Late broadcaster Richard Whiteley's asthma and poor grasp of technology provides compelling evidence that he was not masking a career in espionage, his partner has said.
Actor Ricky Tomlinson accused the long-time Countdown host of being an MI5 operative who helped orchestrate a plot to have him jailed.
Whiteley's partner, Kathryn Apanowicz, branded the claims "ridiculous" and urged the Royle Family star to have a "long, hard look at himself".

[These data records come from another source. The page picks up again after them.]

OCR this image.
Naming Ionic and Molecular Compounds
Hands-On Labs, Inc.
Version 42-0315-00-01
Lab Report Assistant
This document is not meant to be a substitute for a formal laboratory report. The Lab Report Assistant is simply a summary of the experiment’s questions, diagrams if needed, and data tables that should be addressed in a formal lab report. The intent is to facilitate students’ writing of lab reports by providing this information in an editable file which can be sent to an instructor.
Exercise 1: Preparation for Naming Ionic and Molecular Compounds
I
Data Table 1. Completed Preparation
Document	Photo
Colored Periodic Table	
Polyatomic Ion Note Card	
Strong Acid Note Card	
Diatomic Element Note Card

Tomlinson, a trade unionist, said a documentary fronted by Whiteley was government propaganda that swayed a jury that convicted him for offences linked to the 1972 builders' strike.
He told the Chester Chronicle he has leaked classified documents showing late prime minister Sir Edward Heath and Labour MP Woodrow Wyatt were involved in a conspiracy to jail a group of striking workers, known as the Shrewsbury 24.
But Ms Apanowicz pointed to a string of her partner's shortcomings which would cast doubt on his suitability for a role in the intelligence services.
She told the Press Association: "He was the most indiscreet person I knew, he could not keep a secret for toffee.
"Number one, he had an asthma inhaler so running around and escaping from whoever was chasing after him, he wouldn't be able to do that.
"He couldn't work technology, it's nonsense.
"In those days, he didn't have an Aston Martin, he had a brown Ford Escort.
"He couldn't do maths - he used to struggle with the Conundrum."
A campaigner who has spent a decade investigating the prosecutions said they had found no evidence to suggest Whiteley was connected to the security services "in any way".
His radio presenter partner added that her family had been in "hysterics" at the idea of his alleged double life.
She said: "Really and truly, Ricky Tomlinson should take a long, hard look at himself and stop casting such stupid aspersions because it's nonsense, he's made himself look a bloody fool."
Brookside star Tomlinson said two jurors in the 1973 trial changed their verdicts after the documentary, Red Under The Bed, was broadcast by Yorkshire Television as the jury deliberated.
He told the Chronicle: "We found out this week that the film was designed, written, made and paid for by the security services.
"Woodrow Wyatt was a member of the security services and, unbelievably, so was Richard Whiteley, who hosted the show.
"Richard Whiteley from Countdown was a member of the intelligence services."
Whiteley died in 2005 aged 61 after undergoing heart surgery.
However, Carol Vorderman remembered Whiteley as a "mystery" man.
"I would be fascinated to see Ricky's evidence," she told the Daily Mail.
Eileen Turnbull, a researcher for the Shrewsbury 24 Campaign, told the newspaper: "I believe firmly that there is factual evidence to show that there was government interference in the charges that were brought against the Shrewsbury pickets and in the trial itself.
"But we have found no evidence to support the view that Richard Whiteley was in any way connected to the security services, he was just the presenter."